Gus and his customer walked back to the charging stand.  "What about a hydrometer?"  Walsh asked lifting the glass and rubber instrument from a rack on the wall.  "Doesn't that tell you anything about the quality of the battery?"

"Not a thing," Gus kicked Walsh's old battery with the toe of his heavy work shoe.  "I could make this piece of junk give the same hydrometer reading as a brand-new, fully charged battery.  All I'd have to do is add strong acid in the cells.  That would make the specific gravity, which is the thing a hydrometer measures, the same as for a good battery.  And, as a matter of fact, the battery would actually would give juice -- for a short time anyhow."

"But Gus, there must be some way for an expert to tell how good a battery really is," put in Walsh.  "Couldn't he just connect some lamps to it, and see how long they stay lighted?"

"That would tell just one thing about a battery," Gus explained.   "-- Its ampere-hour capacity.  But an automobile battery has to do more than just light lamps.  That's just dribbling the current out.  The starter takes a whole of a lot of current out of the cells all at once.  So you'd have to test the battery at a high discharge rate, too."

"That doesn't make sense to me," objected Walsh.  "If a battery will hold a certain number of ampere hours, what difference does it make whether you draw off the current slow or fast?"

He pointed to a pail in the corner, "it's like taking water from that bucket, isn't it?  Whether you take it out by the cupful or whether you dip it out with a spoon, you get just as much water in the end."

"Yeah?" chuckled Gus as he picked up a gallon glass jug marked "Distilled Water."

"Suppose your water was in this jug.  You couldn't get the cup in at all, could you?  Even if you turned the jug upside down, the water would still come out much slower than if you did the same thing to the pail.  You see, a battery doesn't really store electricity -- it stores chemical energy.  The speed that you can draw juice from it depends on how fast that chemical energy can be turned into electricity.

"An automobile battery," Gus went on, "is like that pail.  It'll give lots of current all at once.  You need it, too, for starting on cold mornings.  But a farm-lighting battery is a lot like the jug.  Try to run a car on it, and it'll give out in no time at all.  Most likely the plates would buckle the first time you stepped on the starter."

The mechanic picked up the specification book again.  "There are a lot of other tests these engineers specify for batteries.  For instance, a storage cell doesn't work so well when it's cold.  So they check its performance at zero temperature, too."
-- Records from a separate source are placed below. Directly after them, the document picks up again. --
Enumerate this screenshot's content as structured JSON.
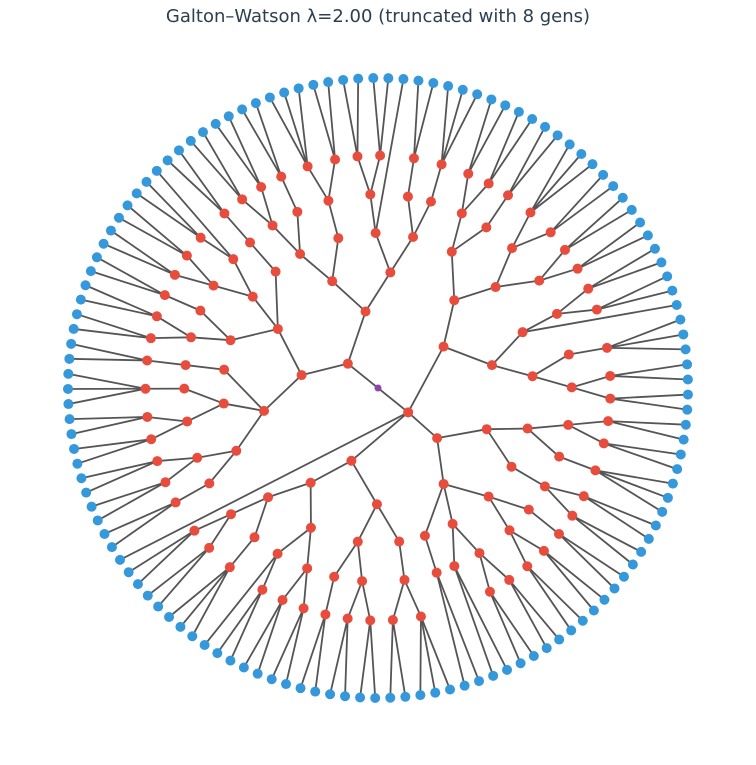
{
  "title": "Galton–Watson λ=2.00 (truncated with 8 gens)",
  "colors": {
    "root": "#8e44ad",
    "internal": "#e74c3c",
    "leaf": "#3498db",
    "edge": "#555555"
  },
  "tree": {
    "c": [
      {
        "c": [
          {
            "c": [
              {
                "c": [
                  {
                    "c": [
                      {
                        "c": [
                          {
                            "c": [
                              {},
                              {}
                            ]
                          },
                          {
                            "c": [
                              {},
                              {}
                            ]
                          }
                        ]
                      },
                      {
                        "c": [
                          {
                            "c": [
                              {},
                              {}
                            ]
                          }
                        ]
                      }
                    ]
                  },
                  {
                    "c": [
                      {
                        "c": [
                          {
                            "c": [
                              {},
                              {},
                              {}
                            ]
                          },
                          {
                            "c": [
                              {},
                              {}
                            ]
                          }
                        ]
                      },
                      {
                        "c": [
                          {
                            "c": [
                              {},
                              {}
                            ]
                          },
                          {
                            "c": [
                              {},
                              {}
                            ]
                          }
                        ]
                      }
                    ]
                  }
                ]
              },
              {
                "c": [
                  {
                    "c": [
                      {
                        "c": [
                          {
                            "c": [
                              {},
                              {}
                            ]
                          },
                          {
                            "c": [
                              {},
                              {}
                            ]
                          }
                        ]
                      },
                      {}
                    ]
                  },
                  {
                    "c": [
                      {
                        "c": [
                          {
                            "c": [
                              {},
                              {},
                              {}
                            ]
                          }
                        ]
                      },
                      {
                        "c": [
                          {
                            "c": [
                              {},
                              {}
                            ]
                          },
                          {
                            "c": [
                              {},
                              {}
                            ]
                          }
                        ]
                      }
                    ]
                  }
                ]
              }
            ]
          },
          {
            "c": [
              {
                "c": [
                  {
                    "c": [
                      {
                        "c": [
                          {
                            "c": [
                              {},
                              {}
                            ]
                          },
                          {
                            "c": [
                              {},
                              {}
                            ]
                          }
                        ]
                      },
                      {
                        "c": [
                          {
                            "c": [
                              {},
                              {},
                              {}
                            ]
                          }
                        ]
                      }
                    ]
                  },
                  {
                    "c": [
                      {
                        "c": [
                          {
                            "c": [
                              {},
                              {}
                            ]
                          },
                          {
                            "c": [
                              {},
                              {}
                            ]
                          }
                        ]
                      }
                    ]
                  }
                ]
              },
              {
                "c": [
                  {
                    "c": [
                      {
                        "c": [
                          {
                            "c": [
                              {},
                              {}
                            ]
                          }
                        ]
                      },
                      {
                        "c": [
                          {
                            "c": [
                              {},
                              {}
                            ]
                          },
                          {
                            "c": [
                              {},
                              {}
                            ]
                          }
                        ]
                      }
                    ]
                  },
                  {
                    "c": [
                      {
                        "c": [
                          {
                            "c": [
                              {},
                              {}
                            ]
                          },
                          {
                            "c": [
                              {},
                              {}
                            ]
                          }
                        ]
                      },
                      {
                        "c": [
                          {},
                          {}
                        ]
                      }
                    ]
                  },
                  {
                    "c": [
                      {
                        "c": [
                          {},
                          {}
                        ]
                      }
                    ]
                  }
                ]
              }
            ]
          },
          {
            "c": [
              {
                "c": [
                  {
                    "c": [
                      {
                        "c": [
                          {
                            "c": [
                              {},
                              {},
                              {}
                            ]
                          },
                          {
                            "c": [
                              {},
                              {}
                            ]
                          }
                        ]
                      }
                    ]
                  },
                  {
                    "c": [
                      {
                        "c": [
                          {
                            "c": [
                              {},
                              {}
                            ]
                          },
                          {
                            "c": [
                              {},
                              {}
                            ]
                          }
                        ]
                      },
                      {
                        "c": [
                          {
                            "c": [
                              {},
                              {}
                            ]
                          }
                        ]
                      }
                    ]
                  }
                ]
              },
              {
                "c": [
                  {
                    "c": [
                      {
                        "c": [
                          {
                            "c": [
                              {},
                              {}
                            ]
                          },
                          {
                            "c": [
                              {},
                              {}
                            ]
                          }
                        ]
                      },
                      {
                        "c": [
                          {
                            "c": [
                              {},
                              {}
                            ]
                          },
                          {}
                        ]
                      }
                    ]
                  },
                  {
                    "c": [
                      {
                        "c": [
                          {
                            "c": [
                              {},
                              {},
                              {}
                            ]
                          }
                        ]
                      },
                      {
                        "c": [
                          {
                            "c": [
                              {},
                              {}
                            ]
                          },
                          {
                            "c": [
                              {},
                              {}
                            ]
                          }
                        ]
                      }
                    ]
                  }
                ]
              }
            ]
          },
          {}
        ]
      },
      {
        "c": [
          {
            "c": [
              {
                "c": [
                  {
                    "c": [
                      {
                        "c": [
                          {
                            "c": [
                              {},
                              {}
                            ]
                          }
                        ]
                      },
                      {
                        "c": [
                          {
                            "c": [
                              {},
                              {}
                            ]
                          },
                          {
                            "c": [
                              {},
                              {}
                            ]
                          }
                        ]
                      }
                    ]
                  },
                  {
                    "c": [
                      {
                        "c": [
                          {
                            "c": [
                              {},
                              {}
                            ]
                          },
                          {
                            "c": [
                              {},
                              {}
                            ]
                          }
                        ]
                      },
                      {
                        "c": [
                          {
                            "c": [
                              {},
                              {},
                              {}
                            ]
                          }
                        ]
                      }
                    ]
                  },
                  {
                    "c": [
                      {
                        "c": [
                          {
                            "c": [
                              {},
                              {}
                            ]
                          }
                        ]
                      }
                    ]
                  }
                ]
              },
              {
                "c": [
                  {
                    "c": [
                      {
                        "c": [
                          {
                            "c": [
                              {},
                              {}
                            ]
                          },
                          {
                            "c": [
                              {},
                              {}
                            ]
                          }
                        ]
                      },
                      {
                        "c": [
                          {
                            "c": [
                              {},
                              {}
                            ]
                          }
                        ]
                      }
                    ]
                  },
                  {
                    "c": [
                      {
                        "c": [
                          {
                            "c": [
                              {},
                              {}
                            ]
                          },
                          {
                            "c": [
                              {},
                              {}
                            ]
                          }
                        ]
                      },
                      {
                        "c": [
                          {
                            "c": [
                              {},
                              {}
                            ]
                          },
                          {}
                        ]
                      }
                    ]
                  },
                  {
                    "c": [
                      {
                        "c": [
                          {
                            "c": [
                              {},
                              {}
                            ]
                          }
                        ]
                      }
                    ]
                  }
                ]
              }
            ]
          },
          {
            "c": [
              {
                "c": [
                  {
                    "c": [
                      {
                        "c": [
                          {
                            "c": [
                              {},
                              {}
                            ]
                          },
                          {
                            "c": [
                              {},
                              {}
                            ]
                          }
                        ]
                      },
                      {
                        "c": [
                          {
                            "c": [
                              {},
                              {}
                            ]
                          }
                        ]
                      }
                    ]
                  },
                  {
                    "c": [
                      {
                        "c": [
                          {
                            "c": [
                              {},
                              {},
                              {}
                            ]
                          },
                          {
                            "c": [
                              {},
                              {}
                            ]
                          }
                        ]
                      }
                    ]
                  }
                ]
              },
              {
                "c": [
                  {
                    "c": [
                      {
                        "c": [
                          {
                            "c": [
                              {},
                              {}
                            ]
                          },
                          {
                            "c": [
                              {},
                              {}
                            ]
                          }
                        ]
                      },
                      {}
                    ]
                  },
                  {
                    "c": [
                      {
                        "c": [
                          {
                            "c": [
                              {},
                              {}
                            ]
                          }
                        ]
                      },
                      {
                        "c": [
                          {
                            "c": [
                              {},
                              {},
                              {}
                            ]
                          }
                        ]
                      }
                    ]
                  }
                ]
              }
            ]
          }
        ]
      }
    ]
  }
}
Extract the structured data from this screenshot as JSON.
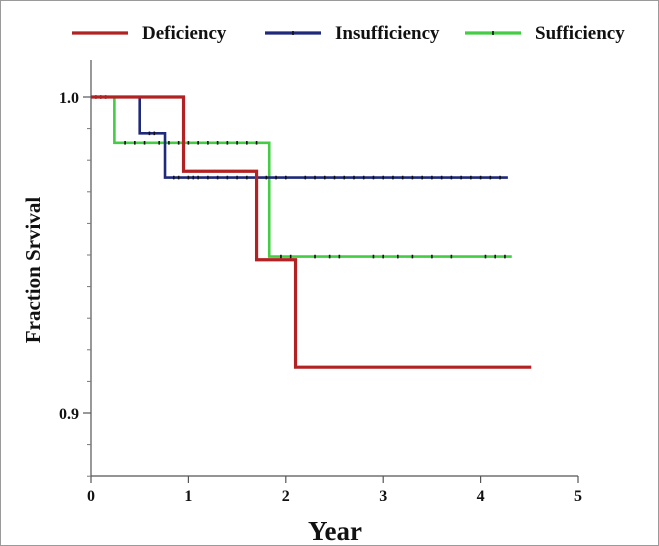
{
  "chart_data": {
    "type": "line",
    "title": "",
    "xlabel": "Year",
    "ylabel": "Fraction Srvival",
    "xlim": [
      0,
      5
    ],
    "ylim": [
      0.88,
      1.0
    ],
    "x_ticks": [
      0,
      1,
      2,
      3,
      4,
      5
    ],
    "x_tick_labels": [
      "0",
      "1",
      "2",
      "3",
      "4",
      "5"
    ],
    "y_ticks": [
      0.9,
      1.0
    ],
    "y_tick_labels": [
      "0.9",
      "1.0"
    ],
    "grid": false,
    "legend_position": "top",
    "series": [
      {
        "name": "Deficiency",
        "color": "#b22222",
        "step": true,
        "points": [
          [
            0,
            1.0
          ],
          [
            0.95,
            1.0
          ],
          [
            0.95,
            0.9765
          ],
          [
            1.7,
            0.9765
          ],
          [
            1.7,
            0.9485
          ],
          [
            2.1,
            0.9485
          ],
          [
            2.1,
            0.9145
          ],
          [
            4.52,
            0.9145
          ]
        ],
        "censored_x": []
      },
      {
        "name": "Insufficiency",
        "color": "#1f2a7a",
        "step": true,
        "points": [
          [
            0,
            1.0
          ],
          [
            0.5,
            1.0
          ],
          [
            0.5,
            0.9885
          ],
          [
            0.76,
            0.9885
          ],
          [
            0.76,
            0.9745
          ],
          [
            4.28,
            0.9745
          ]
        ],
        "censored_x": [
          0.05,
          0.1,
          0.15,
          0.6,
          0.65,
          0.85,
          0.9,
          1.0,
          1.05,
          1.1,
          1.2,
          1.3,
          1.4,
          1.5,
          1.6,
          1.7,
          1.8,
          1.9,
          2.0,
          2.2,
          2.3,
          2.4,
          2.5,
          2.6,
          2.7,
          2.8,
          2.9,
          3.0,
          3.1,
          3.2,
          3.3,
          3.4,
          3.5,
          3.6,
          3.7,
          3.8,
          3.9,
          4.0,
          4.1,
          4.2
        ]
      },
      {
        "name": "Sufficiency",
        "color": "#44cc44",
        "step": true,
        "points": [
          [
            0,
            1.0
          ],
          [
            0.24,
            1.0
          ],
          [
            0.24,
            0.9855
          ],
          [
            1.83,
            0.9855
          ],
          [
            1.83,
            0.9495
          ],
          [
            4.32,
            0.9495
          ]
        ],
        "censored_x": [
          0.35,
          0.45,
          0.55,
          0.7,
          0.8,
          0.9,
          1.0,
          1.1,
          1.2,
          1.3,
          1.4,
          1.5,
          1.6,
          1.7,
          1.95,
          2.05,
          2.3,
          2.45,
          2.55,
          2.9,
          3.0,
          3.15,
          3.3,
          3.5,
          3.7,
          4.05,
          4.15,
          4.25
        ]
      }
    ]
  }
}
"Is there any way of telling how long a battery is going to last?" asked Walsh.

"That's easy," Gus replied.  "All you have to do is keep charging it up, then draining all the current out, over and over again, until the cells give out.  If it comes up to the Society of Automotive Engineers specifications, you should be able to do that at least 300 times before she goes dead on you."

"Good grief," exclaimed Walsh, "After you did that the battery wouldn't be any good any more."

"It certainly wouldn't" Gus agreed.  "But when they give that test to a number of batteries picked at random from a manufacturer's production line, it's a pretty safe bet that the rest will last just as long."

The customer puffed his cigar reflectively for a moment.  Then he smiled, "Gus," he said, "I've got it all figured out.  All I have to do is to buy that battery you tried to sell me a while back.  Then I won't have to think about battery trouble for another two years."

"The idea of getting a new battery is O.K." Gus called over his shoulder, as he started for the storeroom.  "But don't stop thinking about the battery when you get it.  Remember a battery needs a drink once in a while."